Failure to Protect Cognitively Impaired Resident from Sexual Abuse by Staff
Penalty
Summary
A cognitively impaired resident with a history of stroke, moderate dementia, and mood disorders was involved in a sexual act with a staff member, specifically a housekeeper, within the facility. The incident was witnessed by a CNA, who observed the resident performing oral sex on the housekeeper in the resident's bathroom. The event was reported to the facility administrator and local law enforcement, and the housekeeper was immediately terminated. The resident had a documented history of sexual behaviors with other residents and staff, as reported by multiple employees, but these behaviors were not consistently identified or addressed in the resident's Minimum Data Set (MDS) assessments or care plan documentation. Despite the resident's ongoing sexually inappropriate behaviors, the facility failed to implement adequate interventions or supervision to prevent such incidents. Staff interviews revealed that the resident was known for groping and attempting sexual contact with both staff and other residents, yet there were no specific measures in place to restrict unsupervised access to the resident by male staff or to ensure staff were not alone with the resident. The facility's abuse and neglect policy did not specifically address sexual abuse, nor did it provide clear guidance or training for staff on recognizing, preventing, or intervening in cases of sexual abuse involving residents.
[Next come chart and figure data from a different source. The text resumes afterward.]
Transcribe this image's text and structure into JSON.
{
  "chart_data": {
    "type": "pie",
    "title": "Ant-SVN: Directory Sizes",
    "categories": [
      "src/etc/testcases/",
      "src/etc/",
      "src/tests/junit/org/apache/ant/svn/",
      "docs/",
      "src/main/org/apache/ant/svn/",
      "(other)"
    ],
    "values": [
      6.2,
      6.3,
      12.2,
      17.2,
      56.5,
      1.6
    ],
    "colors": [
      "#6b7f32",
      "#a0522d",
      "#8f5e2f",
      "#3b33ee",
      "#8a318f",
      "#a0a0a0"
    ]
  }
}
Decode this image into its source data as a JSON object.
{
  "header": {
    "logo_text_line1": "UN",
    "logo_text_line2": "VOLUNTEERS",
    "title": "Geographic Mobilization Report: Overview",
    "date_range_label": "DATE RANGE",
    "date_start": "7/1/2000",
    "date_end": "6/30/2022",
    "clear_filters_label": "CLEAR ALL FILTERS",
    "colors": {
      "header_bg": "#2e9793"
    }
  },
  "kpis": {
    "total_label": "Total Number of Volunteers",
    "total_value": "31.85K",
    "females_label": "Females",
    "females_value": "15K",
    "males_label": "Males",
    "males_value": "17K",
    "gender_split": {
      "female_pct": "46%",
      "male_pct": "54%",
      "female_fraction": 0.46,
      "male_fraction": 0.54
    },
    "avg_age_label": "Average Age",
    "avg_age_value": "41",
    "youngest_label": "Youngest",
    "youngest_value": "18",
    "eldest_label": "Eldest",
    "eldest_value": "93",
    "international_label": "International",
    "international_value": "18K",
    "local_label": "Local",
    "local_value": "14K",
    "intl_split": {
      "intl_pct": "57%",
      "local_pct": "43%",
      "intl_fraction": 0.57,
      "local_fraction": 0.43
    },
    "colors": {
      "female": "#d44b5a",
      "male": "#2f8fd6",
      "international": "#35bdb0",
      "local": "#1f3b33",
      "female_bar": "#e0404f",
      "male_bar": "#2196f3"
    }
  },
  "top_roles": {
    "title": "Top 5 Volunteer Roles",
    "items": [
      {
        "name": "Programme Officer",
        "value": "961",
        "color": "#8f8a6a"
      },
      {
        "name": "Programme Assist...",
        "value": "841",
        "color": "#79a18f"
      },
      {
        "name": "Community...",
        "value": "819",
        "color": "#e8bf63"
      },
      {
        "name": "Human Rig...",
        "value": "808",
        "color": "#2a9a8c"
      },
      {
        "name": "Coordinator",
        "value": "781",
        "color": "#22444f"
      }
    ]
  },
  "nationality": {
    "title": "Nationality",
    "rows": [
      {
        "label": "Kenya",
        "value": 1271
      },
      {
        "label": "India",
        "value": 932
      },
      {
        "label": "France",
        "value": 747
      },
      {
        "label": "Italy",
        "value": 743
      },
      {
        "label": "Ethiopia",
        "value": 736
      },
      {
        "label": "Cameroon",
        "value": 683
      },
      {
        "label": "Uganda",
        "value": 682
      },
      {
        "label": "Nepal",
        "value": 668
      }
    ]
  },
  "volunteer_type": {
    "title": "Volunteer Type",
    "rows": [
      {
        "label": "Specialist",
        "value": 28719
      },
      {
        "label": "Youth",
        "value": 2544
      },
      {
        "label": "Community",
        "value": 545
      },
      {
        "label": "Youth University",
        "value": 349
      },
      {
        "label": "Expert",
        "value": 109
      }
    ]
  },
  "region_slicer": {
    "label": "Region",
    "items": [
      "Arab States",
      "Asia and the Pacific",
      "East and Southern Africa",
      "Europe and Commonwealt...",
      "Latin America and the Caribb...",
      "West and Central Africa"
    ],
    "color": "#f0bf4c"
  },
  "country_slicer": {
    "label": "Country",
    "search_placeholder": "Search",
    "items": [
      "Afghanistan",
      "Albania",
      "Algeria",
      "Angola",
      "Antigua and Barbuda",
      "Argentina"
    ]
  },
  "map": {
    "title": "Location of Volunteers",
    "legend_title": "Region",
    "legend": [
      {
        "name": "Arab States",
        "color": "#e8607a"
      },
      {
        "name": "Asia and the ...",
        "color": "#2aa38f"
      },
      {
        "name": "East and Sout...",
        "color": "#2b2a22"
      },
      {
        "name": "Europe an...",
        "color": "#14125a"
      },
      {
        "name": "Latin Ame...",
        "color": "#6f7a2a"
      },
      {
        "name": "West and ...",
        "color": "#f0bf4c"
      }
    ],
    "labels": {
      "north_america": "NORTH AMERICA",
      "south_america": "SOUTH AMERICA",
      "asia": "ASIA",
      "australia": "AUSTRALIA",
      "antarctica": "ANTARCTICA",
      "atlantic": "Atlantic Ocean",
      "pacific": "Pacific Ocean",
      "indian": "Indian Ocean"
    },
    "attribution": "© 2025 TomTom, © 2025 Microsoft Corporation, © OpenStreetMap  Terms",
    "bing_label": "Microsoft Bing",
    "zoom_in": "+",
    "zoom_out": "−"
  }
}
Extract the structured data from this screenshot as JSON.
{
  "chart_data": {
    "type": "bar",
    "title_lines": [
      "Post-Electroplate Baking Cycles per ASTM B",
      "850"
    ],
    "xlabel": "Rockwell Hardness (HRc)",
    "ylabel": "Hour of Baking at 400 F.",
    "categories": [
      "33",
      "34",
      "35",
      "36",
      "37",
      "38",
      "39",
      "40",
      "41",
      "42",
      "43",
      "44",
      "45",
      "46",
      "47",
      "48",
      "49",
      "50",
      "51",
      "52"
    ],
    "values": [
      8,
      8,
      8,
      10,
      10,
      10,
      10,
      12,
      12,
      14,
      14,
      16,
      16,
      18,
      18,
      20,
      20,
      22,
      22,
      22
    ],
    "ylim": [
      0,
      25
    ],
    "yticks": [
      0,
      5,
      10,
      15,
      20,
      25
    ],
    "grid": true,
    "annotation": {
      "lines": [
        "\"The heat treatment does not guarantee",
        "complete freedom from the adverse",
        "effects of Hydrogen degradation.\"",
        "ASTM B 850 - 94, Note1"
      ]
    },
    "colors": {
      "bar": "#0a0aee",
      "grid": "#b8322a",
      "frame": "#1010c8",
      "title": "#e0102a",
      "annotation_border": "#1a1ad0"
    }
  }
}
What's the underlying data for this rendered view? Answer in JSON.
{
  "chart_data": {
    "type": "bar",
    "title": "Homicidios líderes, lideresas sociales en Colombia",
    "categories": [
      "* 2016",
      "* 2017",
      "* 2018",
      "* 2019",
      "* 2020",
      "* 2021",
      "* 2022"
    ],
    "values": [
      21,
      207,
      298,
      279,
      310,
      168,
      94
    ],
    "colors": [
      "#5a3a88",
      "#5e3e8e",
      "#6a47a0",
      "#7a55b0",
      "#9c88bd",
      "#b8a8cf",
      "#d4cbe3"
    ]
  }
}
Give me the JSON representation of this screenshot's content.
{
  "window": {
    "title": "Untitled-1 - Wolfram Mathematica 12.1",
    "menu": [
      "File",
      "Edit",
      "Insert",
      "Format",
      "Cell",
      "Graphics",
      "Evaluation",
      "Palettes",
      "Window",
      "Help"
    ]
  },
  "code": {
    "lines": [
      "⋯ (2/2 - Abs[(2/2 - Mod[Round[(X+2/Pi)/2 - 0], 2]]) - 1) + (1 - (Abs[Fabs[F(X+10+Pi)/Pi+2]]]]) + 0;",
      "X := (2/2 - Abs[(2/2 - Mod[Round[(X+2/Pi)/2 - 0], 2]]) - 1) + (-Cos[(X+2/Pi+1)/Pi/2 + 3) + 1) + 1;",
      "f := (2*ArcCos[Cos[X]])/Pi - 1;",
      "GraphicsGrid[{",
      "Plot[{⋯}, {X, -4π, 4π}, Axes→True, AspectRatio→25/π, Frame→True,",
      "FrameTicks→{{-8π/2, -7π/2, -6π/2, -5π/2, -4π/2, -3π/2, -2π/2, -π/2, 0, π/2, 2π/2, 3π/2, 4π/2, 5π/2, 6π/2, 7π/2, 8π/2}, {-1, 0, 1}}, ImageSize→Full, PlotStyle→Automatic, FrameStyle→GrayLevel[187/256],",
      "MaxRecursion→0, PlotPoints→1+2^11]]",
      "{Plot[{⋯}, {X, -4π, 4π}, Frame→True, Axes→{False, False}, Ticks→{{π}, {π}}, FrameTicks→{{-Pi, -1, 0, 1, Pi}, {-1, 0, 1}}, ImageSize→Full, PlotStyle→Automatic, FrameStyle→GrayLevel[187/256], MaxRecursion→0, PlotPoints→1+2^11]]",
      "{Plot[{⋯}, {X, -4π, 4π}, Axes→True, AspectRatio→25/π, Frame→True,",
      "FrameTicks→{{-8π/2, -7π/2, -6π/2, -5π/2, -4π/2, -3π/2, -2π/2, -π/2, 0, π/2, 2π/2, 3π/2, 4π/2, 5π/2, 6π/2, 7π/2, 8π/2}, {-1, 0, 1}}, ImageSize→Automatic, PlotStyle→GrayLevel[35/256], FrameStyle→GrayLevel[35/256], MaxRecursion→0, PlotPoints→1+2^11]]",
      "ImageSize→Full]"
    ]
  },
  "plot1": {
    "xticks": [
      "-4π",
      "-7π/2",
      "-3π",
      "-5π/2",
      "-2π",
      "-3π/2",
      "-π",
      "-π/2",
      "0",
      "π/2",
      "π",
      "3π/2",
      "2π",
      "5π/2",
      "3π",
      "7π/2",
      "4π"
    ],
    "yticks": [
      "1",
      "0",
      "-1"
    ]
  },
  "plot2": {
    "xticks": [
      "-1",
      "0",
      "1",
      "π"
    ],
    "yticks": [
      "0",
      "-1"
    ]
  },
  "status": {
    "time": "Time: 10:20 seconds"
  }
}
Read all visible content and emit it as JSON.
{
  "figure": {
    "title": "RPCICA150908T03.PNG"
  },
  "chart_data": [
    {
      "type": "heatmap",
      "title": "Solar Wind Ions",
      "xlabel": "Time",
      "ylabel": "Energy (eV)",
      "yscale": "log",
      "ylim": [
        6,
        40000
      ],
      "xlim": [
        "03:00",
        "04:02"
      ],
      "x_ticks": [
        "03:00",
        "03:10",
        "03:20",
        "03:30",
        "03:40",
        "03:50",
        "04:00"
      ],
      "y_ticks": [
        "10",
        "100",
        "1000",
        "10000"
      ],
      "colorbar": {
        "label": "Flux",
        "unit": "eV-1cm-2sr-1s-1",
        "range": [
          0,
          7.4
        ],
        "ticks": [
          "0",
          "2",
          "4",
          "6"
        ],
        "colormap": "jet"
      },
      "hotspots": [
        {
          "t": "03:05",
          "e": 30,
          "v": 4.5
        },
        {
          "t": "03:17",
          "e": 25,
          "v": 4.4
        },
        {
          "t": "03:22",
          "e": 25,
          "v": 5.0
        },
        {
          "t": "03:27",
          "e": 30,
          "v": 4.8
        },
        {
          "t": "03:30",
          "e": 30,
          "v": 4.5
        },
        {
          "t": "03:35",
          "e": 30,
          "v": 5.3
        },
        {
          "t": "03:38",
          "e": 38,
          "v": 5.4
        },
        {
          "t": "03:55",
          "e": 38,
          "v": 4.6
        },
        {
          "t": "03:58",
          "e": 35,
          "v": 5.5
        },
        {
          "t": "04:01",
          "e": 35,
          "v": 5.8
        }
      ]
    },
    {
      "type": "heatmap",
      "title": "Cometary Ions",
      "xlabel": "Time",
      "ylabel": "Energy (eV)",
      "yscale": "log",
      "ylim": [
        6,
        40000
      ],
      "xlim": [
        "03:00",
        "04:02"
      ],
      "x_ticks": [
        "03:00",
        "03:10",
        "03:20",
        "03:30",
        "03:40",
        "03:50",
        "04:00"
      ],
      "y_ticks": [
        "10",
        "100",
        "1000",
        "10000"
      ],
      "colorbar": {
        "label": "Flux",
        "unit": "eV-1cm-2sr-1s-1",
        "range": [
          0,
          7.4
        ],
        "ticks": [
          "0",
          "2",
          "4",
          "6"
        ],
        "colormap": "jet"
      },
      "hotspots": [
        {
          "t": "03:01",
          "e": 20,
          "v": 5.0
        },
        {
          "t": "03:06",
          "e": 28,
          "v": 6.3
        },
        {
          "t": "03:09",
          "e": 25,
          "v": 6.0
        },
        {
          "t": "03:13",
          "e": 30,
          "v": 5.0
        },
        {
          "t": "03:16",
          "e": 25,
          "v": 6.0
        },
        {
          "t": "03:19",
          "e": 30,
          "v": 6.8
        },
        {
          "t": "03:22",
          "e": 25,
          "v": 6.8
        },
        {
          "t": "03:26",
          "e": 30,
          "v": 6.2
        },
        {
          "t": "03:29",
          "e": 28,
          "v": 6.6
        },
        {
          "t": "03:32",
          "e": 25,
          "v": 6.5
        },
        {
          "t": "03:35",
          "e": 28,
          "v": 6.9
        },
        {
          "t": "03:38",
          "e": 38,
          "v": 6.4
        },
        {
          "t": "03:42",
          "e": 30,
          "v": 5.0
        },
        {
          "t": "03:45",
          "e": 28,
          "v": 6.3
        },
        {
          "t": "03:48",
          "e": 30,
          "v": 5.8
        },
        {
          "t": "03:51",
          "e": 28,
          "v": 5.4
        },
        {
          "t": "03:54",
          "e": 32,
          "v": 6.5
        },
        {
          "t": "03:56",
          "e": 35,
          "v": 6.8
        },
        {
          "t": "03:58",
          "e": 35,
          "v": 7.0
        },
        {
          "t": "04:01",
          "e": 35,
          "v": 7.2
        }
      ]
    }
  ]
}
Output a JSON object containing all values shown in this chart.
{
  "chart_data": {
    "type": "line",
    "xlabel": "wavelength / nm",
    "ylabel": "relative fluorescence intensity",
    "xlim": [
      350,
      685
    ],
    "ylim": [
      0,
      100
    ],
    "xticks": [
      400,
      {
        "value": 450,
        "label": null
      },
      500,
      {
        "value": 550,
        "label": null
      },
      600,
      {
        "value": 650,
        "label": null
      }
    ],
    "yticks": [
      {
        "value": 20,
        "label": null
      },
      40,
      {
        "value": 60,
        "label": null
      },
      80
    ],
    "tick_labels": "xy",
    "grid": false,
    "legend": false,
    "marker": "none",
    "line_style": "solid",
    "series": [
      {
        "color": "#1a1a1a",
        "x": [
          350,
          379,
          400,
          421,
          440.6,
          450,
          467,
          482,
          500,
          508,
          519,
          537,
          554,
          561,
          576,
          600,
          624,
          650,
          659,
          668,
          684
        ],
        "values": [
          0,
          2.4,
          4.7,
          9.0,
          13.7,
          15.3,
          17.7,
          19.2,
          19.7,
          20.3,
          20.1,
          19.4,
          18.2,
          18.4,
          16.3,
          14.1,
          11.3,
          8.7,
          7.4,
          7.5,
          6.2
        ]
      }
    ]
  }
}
The facility's documentation and care planning did not accurately reflect the resident's sexual behaviors or risk for abuse, and there was a lack of physician orders or assessments regarding the resident's capacity to consent to sexual activity. Interviews with facility leadership and clinical staff indicated uncertainty about how to assess sexual consent capacity and how to manage residents with hypersexual behaviors. The failure to identify, document, and address the resident's risk for sexual abuse, combined with insufficient staff training and supervision, directly contributed to the occurrence of sexual activity between the resident and a staff member.